Un mauvais Brexit sans accord est-il préférable à un mauvais accord?

A quelques jours du verdict des négociations commerciales, les enjeux sont différents: un mauvais Brexit sans accord est-il préférable à un mauvais accord?

Répondre à cette question est plus urgent que jamais puisque la chambre des Lords vient de supprimer les parties qui étaient censées mieux amortir les effets d’un no deal. Les motivations vont au-delà de la protection des intérêts britanniques: il s’agit avant tout de respecter le droit international, et de garantir que les engagements pris l’an dernier dernier avec l’Union européenne seront respectés.

De façon extraordinairement ironique, c’est Boris Johnson qui a lui-même donné corps à cette théorie d’un "mauvais no deal". De son propre aveu, son projet de loi intérieur, présenté au mois de septembre, vise en effet à mieux protéger les intérêts britanniques en cas de no deal.

Le Premier ministre a ainsi admis implicitement que les dispositions prises l’an dernier avec l’Union européenne l’an dernier, pour garantir le maintien du processus de paix en Irlande du Nord sur le long terme en cas de no deal, présentaient des failles.

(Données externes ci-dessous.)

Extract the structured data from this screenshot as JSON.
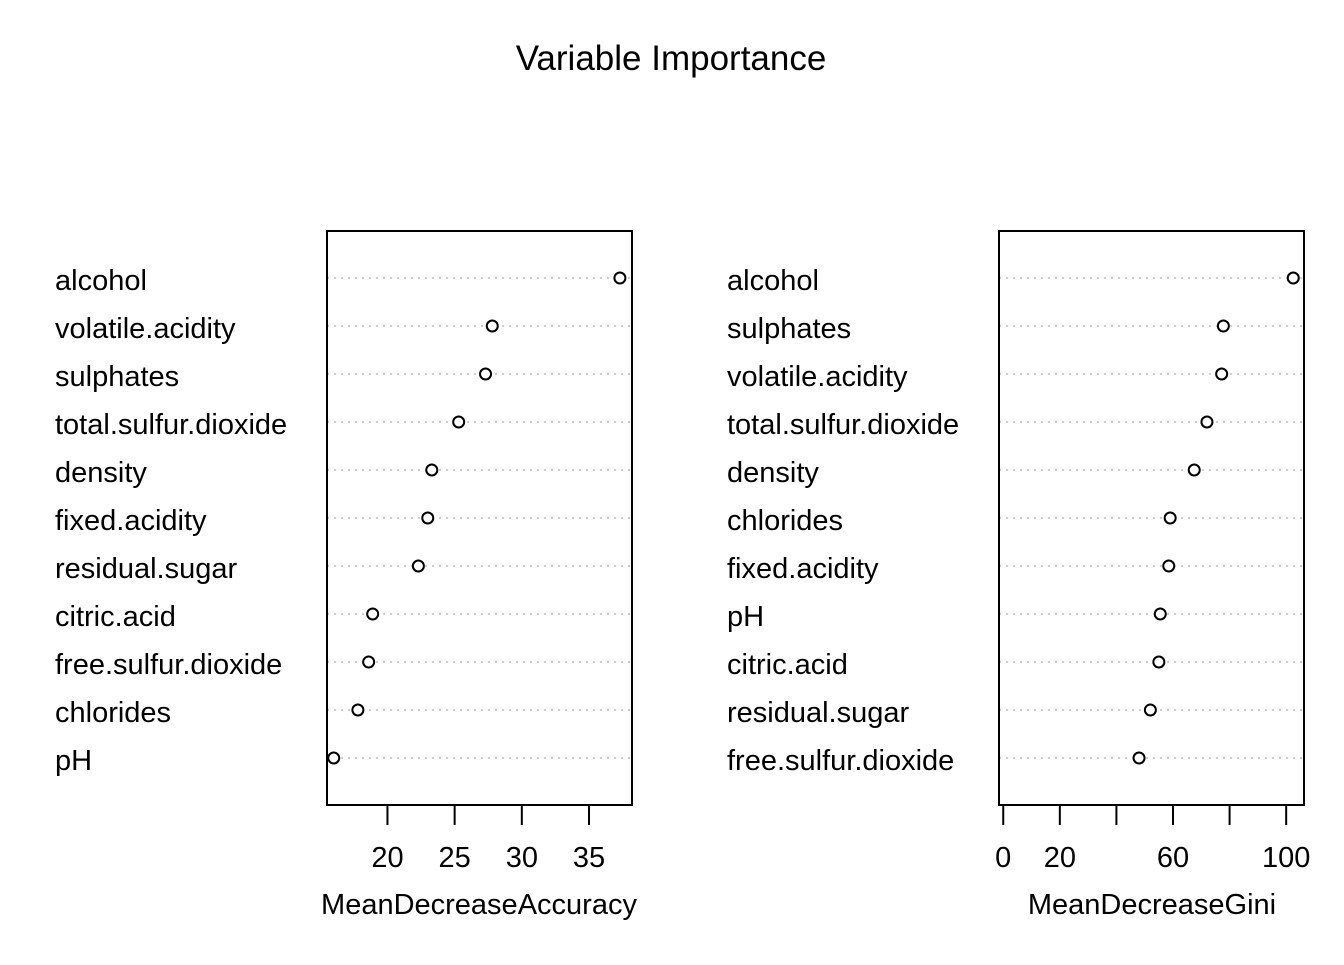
{
  "title": "Variable Importance",
  "chart_data": [
    {
      "type": "scatter",
      "xlabel": "MeanDecreaseAccuracy",
      "xlim": [
        15.5,
        38.2
      ],
      "xticks": [
        20,
        25,
        30,
        35
      ],
      "xtick_labels": [
        "20",
        "25",
        "30",
        "35"
      ],
      "grid": "dotted horizontal",
      "categories": [
        "alcohol",
        "volatile.acidity",
        "sulphates",
        "total.sulfur.dioxide",
        "density",
        "fixed.acidity",
        "residual.sugar",
        "citric.acid",
        "free.sulfur.dioxide",
        "chlorides",
        "pH"
      ],
      "values": [
        37.3,
        27.8,
        27.3,
        25.3,
        23.3,
        23.0,
        22.3,
        18.9,
        18.6,
        17.8,
        16.0
      ]
    },
    {
      "type": "scatter",
      "xlabel": "MeanDecreaseGini",
      "xlim": [
        -1.5,
        106.3
      ],
      "xticks": [
        0,
        20,
        40,
        60,
        80,
        100
      ],
      "xtick_labels": [
        "0",
        "20",
        "",
        "60",
        "",
        "100"
      ],
      "grid": "dotted horizontal",
      "categories": [
        "alcohol",
        "sulphates",
        "volatile.acidity",
        "total.sulfur.dioxide",
        "density",
        "chlorides",
        "fixed.acidity",
        "pH",
        "citric.acid",
        "residual.sugar",
        "free.sulfur.dioxide"
      ],
      "values": [
        102.5,
        77.8,
        77.2,
        72.0,
        67.5,
        59.0,
        58.5,
        55.5,
        55.0,
        52.0,
        48.0
      ]
    }
  ]
}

Les enjeux sont désormais limpides pour Boris Johnson: soit il accepte les conditions européennes pour un accord de libre-échange, soit il opte pour un no deal aux conséquences pires que ce qu’il a bien voulu anticiper en 2019.  

Officiellement, Downing Street compte de nouveau soumettre les passages supprimés du projet de loi sur le marché intérieur lors du retour du texte aux Communes, début décembre. Soit bien après la clôture des discussions avec l’Union européenne, dernière opportunité pour éviter un no deal, et dont les deux derniers éléments de blocage sont la pêche et la concurrence équitable.

Saut dans le vide

Boris Johnson est-il prêt à sauter dans le vide? Au-delà de ses innombrables postures de matamore, et de principal artisan de la victoire du Leave en 2016, il reste l’homme d’un Brexit raisonnable. Au lendemain du référendum, alors qu’il était voué à prendre les manettes de Downing Street tôt ou tard, il avait été très optimiste dans une tribune publiée dans le Daily Telegraph: "Le libre-échange continuera, avec un accès au marché unique."

Des mots qui ont une résonance particulière, dans une semaine où le Royaume-Uni peut tout perdre en basculant du côté obscur d'un axe transatlantique revigoré par l'élection de Joe Biden.